Il est dès lors justifié de faire application de la disposition qui précède.
PAR CES MOTIFS,
Le magistrat délégué du premier président, statuant en dernier ressort, publiquement, par décision réputée contradictoire mise à disposition au greffe,
DÉCLARE l’appel recevable ;
INFIRME l’ordonnance du juge chargé du contrôle des mesures privatives et restrictives de libertés prévues par le Code de la santé publique de [Localité 4] du 25 novembre 2025 ;
et statuant à nouveau,
ORDONNE la mainlevée de l’hospitalisation complète de Monsieur [B] [R];
DIT que la mainlevée prendra effet dans un délai maximal de vingt-quatre heures à compter de la présente décision, afin qu’un programme de soins puisse, le cas échéant, être établi en application du II de l’article L. 3211-2-1 du Code de la santé publique ;
RAPPELLE que dès l’établissement de ce programme ou à l’issue du délai de vingt- quatre heures précité, la mesure d’hospitalisation complète prendra fin ;
LAISSE les dépens à la charge de l’État.
Ordonnance rendue le 08 DECEMBRE 2025 par mise à disposition au greffe de la cour, les parties en ayant été préalablement avisées dans les conditions prévues au deuxième alinéa de l’article 450 du code de procédure civile.

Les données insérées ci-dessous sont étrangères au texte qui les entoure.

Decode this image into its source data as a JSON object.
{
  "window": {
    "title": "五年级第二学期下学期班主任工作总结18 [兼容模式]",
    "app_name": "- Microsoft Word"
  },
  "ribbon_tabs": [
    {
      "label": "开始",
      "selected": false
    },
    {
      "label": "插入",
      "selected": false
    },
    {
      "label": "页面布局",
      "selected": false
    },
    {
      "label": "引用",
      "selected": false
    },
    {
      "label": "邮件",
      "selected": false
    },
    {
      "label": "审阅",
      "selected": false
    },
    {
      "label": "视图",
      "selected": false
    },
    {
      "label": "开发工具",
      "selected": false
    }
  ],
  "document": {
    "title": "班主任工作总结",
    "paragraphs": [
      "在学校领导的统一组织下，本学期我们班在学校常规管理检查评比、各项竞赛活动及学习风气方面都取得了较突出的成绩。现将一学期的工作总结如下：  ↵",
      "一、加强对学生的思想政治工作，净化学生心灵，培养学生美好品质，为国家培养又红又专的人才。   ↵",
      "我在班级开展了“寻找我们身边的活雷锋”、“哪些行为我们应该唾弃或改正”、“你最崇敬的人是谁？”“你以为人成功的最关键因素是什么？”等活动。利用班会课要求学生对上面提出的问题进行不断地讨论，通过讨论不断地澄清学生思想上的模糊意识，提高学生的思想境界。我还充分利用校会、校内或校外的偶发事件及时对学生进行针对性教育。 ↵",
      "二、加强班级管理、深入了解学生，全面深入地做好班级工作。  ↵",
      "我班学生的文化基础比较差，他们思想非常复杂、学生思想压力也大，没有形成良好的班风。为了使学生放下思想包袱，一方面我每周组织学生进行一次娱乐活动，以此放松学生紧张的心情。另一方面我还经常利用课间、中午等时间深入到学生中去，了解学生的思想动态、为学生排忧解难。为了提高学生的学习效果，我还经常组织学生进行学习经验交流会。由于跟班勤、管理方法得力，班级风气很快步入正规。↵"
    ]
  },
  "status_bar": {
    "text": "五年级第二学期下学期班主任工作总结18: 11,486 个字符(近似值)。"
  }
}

LE GREFFIER LE MAGISTRAT DÉLÉGUÉ
Notification ou avis fait à :
X patient à l’hôpital
ou/et ' par LRAR à son domicile
x avocat du patient
x directeur de l’hôpital
' tiers par LS
x préfet de police
' avocat du préfet
x tuteur par LRAR
x Parquet près la cour d’appel de Paris
AVIS IMPORTANTS :
Je vous informe qu’en application de l’article R.3211-23 du code de la santé publique, cette ordonnance n’est pas susceptible d’opposition. La seule voie de recours ouverte aux parties est le pourvoi en cassation . Il doit être introduit dans le délai de 2 mois à compter de la présente notification, par l’intermédiaire d’un avocat au Conseil d’Etat et à la Cour de cassation.

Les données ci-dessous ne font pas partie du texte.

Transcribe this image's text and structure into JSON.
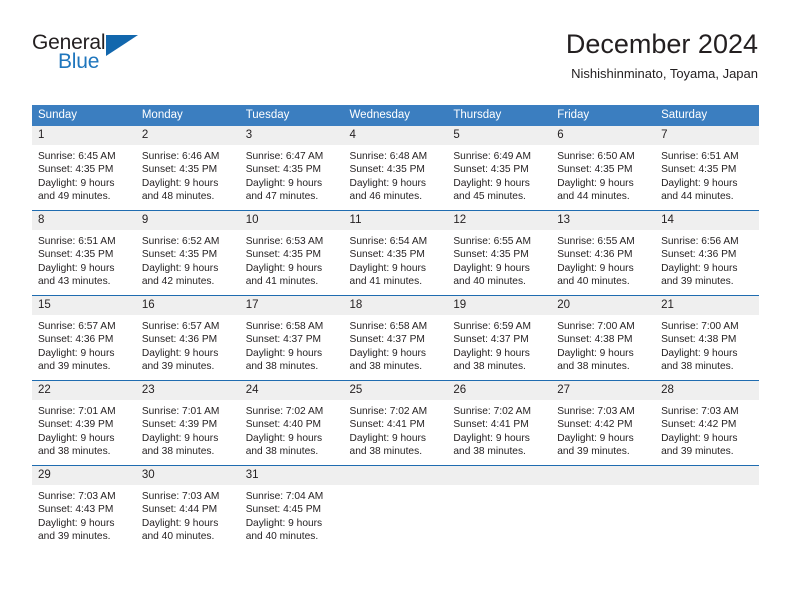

Le pourvoi en cassation est une voie extraordinaire de recours qui exclut un nouvel examen des faits ; il a seulement pour objet de faire vérifier par la Cour de Cassation si la décision rendue est conforme aux textes législatifs en vigueur.
Ce délai est augmenté d’un mois pour les personnes qui demeurent dans un département ou territoire d’outre-mer et de deux mois pour celles qui demeurent à l’étranger.